Stage 3: Dislocation
It is amazing how heavy a burden we carry throughout our lives and how much heavier they get as days go by. In my case my burdens comprised mostly of books and some throw away furniture. Hauling these through the streets and places that would separate you from all that is familiar, you find yourself at a new threshold. Empty walls welcome you sometimes with the telltale marks of previous homes dismantled. Suddenly all the chaos and disorganisation has found a new address. It sits perched at every empty space that you or (if you are rich) your movers found to stack them. You and your life's burdens have a roof again.

Stage 4: Home again.
I think it is the instinct for nesting. A restlessness creeps over as soon as the sweat has been cooled off by the noisy fan in the living room that you mean to talk to your landlord about. With renewed energy whose source remains a mystery to me, you find yourself creating order again from amidst the chaos. Imaginative visions that had appeared when you first saw the house are slowly realised with some successes and some disappointments as you find that the futon you so wanted in that corner does not fit in there at all, or that the 'great spot for the TV' is a room length away from the cable point. Familiar sights emerge from the many boxes and take on old places within new settings and you are home again as old stains and dust outlines fade on empty walls somewhere slowly becoming the unfamiliar again.

Writer blocked

Frankly this post is a guilt trip for not having posted for eons. I have often sat at my computer hands poised, thoughts rushing without a satisfactory syllable being produced. The backspace remains my most rubbed off key on the keyboard with the spacebar a close second. What do I write about? Hmm...a pertinent question but somehow one that never rose before.
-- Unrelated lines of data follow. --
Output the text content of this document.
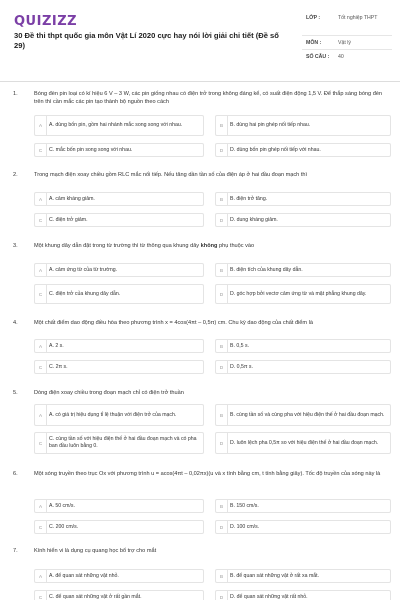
QUIZIZZ
30 Đề thi thpt quốc gia môn Vật Lí 2020 cực hay nói lời giải chi tiết (Đề số 29)
LỚP :	Tốt nghiệp THPT
MÔN :	Vật lý
SỐ CÂU : 40
1.	Bóng đèn pin loại có kí hiệu 6 V – 3 W, các pin giống nhau có điện trở trong không đáng kể, có suất điện động 1,5 V. Để thắp sáng bóng đèn trên thì cần mắc các pin tạo thành bộ nguồn theo cách
A	A. dùng bốn pin, gồm hai nhánh mắc song song với nhau.	B	B. dùng hai pin ghép nối tiếp nhau.
C	C. mắc bốn pin song song với nhau.	D	D. dùng bốn pin ghép nối tiếp với nhau.
2.	Trong mạch điện xoay chiều gồm RLC mắc nối tiếp. Nếu tăng dần tần số của điện áp ở hai đầu đoạn mạch thì
A	A. cảm kháng giảm.	B	B. điện trở tăng.
C	C. điện trở giảm.	D	D. dung kháng giảm.
3.	Một khung dây dẫn đặt trong từ trường thì từ thông qua khung dây không phụ thuộc vào
A	A. cảm ứng từ của từ trường.	B	B. diện tích của khung dây dẫn.
C	C. điện trở của khung dây dẫn.	D	D. góc hợp bởi vectơ cảm ứng từ và mặt phẳng khung dây.
4.	Một chất điểm dao động điều hòa theo phương trình x = 4cos(4πt – 0,5π) cm. Chu kỳ dao động của chất điểm là
A	A. 2 s.	B	B. 0,5 s.
C	C. 2π s.	D	D. 0,5π s.
5.	Dòng điện xoay chiều trong đoạn mạch chỉ có điện trở thuần
A	A. có giá trị hiệu dụng tỉ lệ thuận với điện trở của mạch.	B	B. cùng tần số và cùng pha với hiệu điện thế ở hai đầu đoạn mạch.
C
C. cùng tần số với hiệu điện thế ở hai đầu đoạn mạch và có pha ban đầu luôn bằng 0.	D	D. luôn lệch pha 0,5π so với hiệu điện thế ở hai đầu đoạn mạch.
6.	Một sóng truyền theo trục Ox với phương trình u = acos(4πt – 0,02πx)(u và x tính bằng cm, t tính bằng giây). Tốc độ truyền của sóng này là
A	A. 50 cm/s.	B	B. 150 cm/s.
C	C. 200 cm/s.	D	D. 100 cm/s.
7.	Kính hiển vi là dụng cụ quang học bổ trợ cho mắt
A	A. để quan sát những vật nhỏ.	B	B. để quan sát những vật ở rất xa mắt.
C	C. để quan sát những vật ở rất gần mắt.	D	D. để quan sát những vật rất nhỏ.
What can be significant enough to put into coherent and entertaining language and share with the world? Initially it is an overwhelming flood of ideas that storm into the mind . But one by one the elimination process cuts down on most, not good enough, not funny enough, not defined, not cogent, not credible, not this, not that....not...not ...not. Obviously my life does not make for good anecdotes for anyone but me. The one's that do make it from the editing shears begin with great promise...a few catchy phrases, some charming sentences swirl around alluding to the glorious possibilities of the poised hand waiting to embark on a torrent of eloquence. But alas! Nothing, maybe a few squirts of jumbled words and then the hiccups and then the pen runs dry. With persistence I attempt again and this time with lesser success. Something inside has bottled up and there is the realisation: I don't want to talk about it, whatever it is. I do not want to articulate it, nor pin it up for the whole world to see. I feel naked as raw emotions gnaw at the unperturbed surface, the scab is being peeled at, the wound almost exposed, but it would take much more than a few well phrased posts to tide this storm that brews inside. It may take a whole book yet, but for now the ink is clotted ... the scab survives yet again.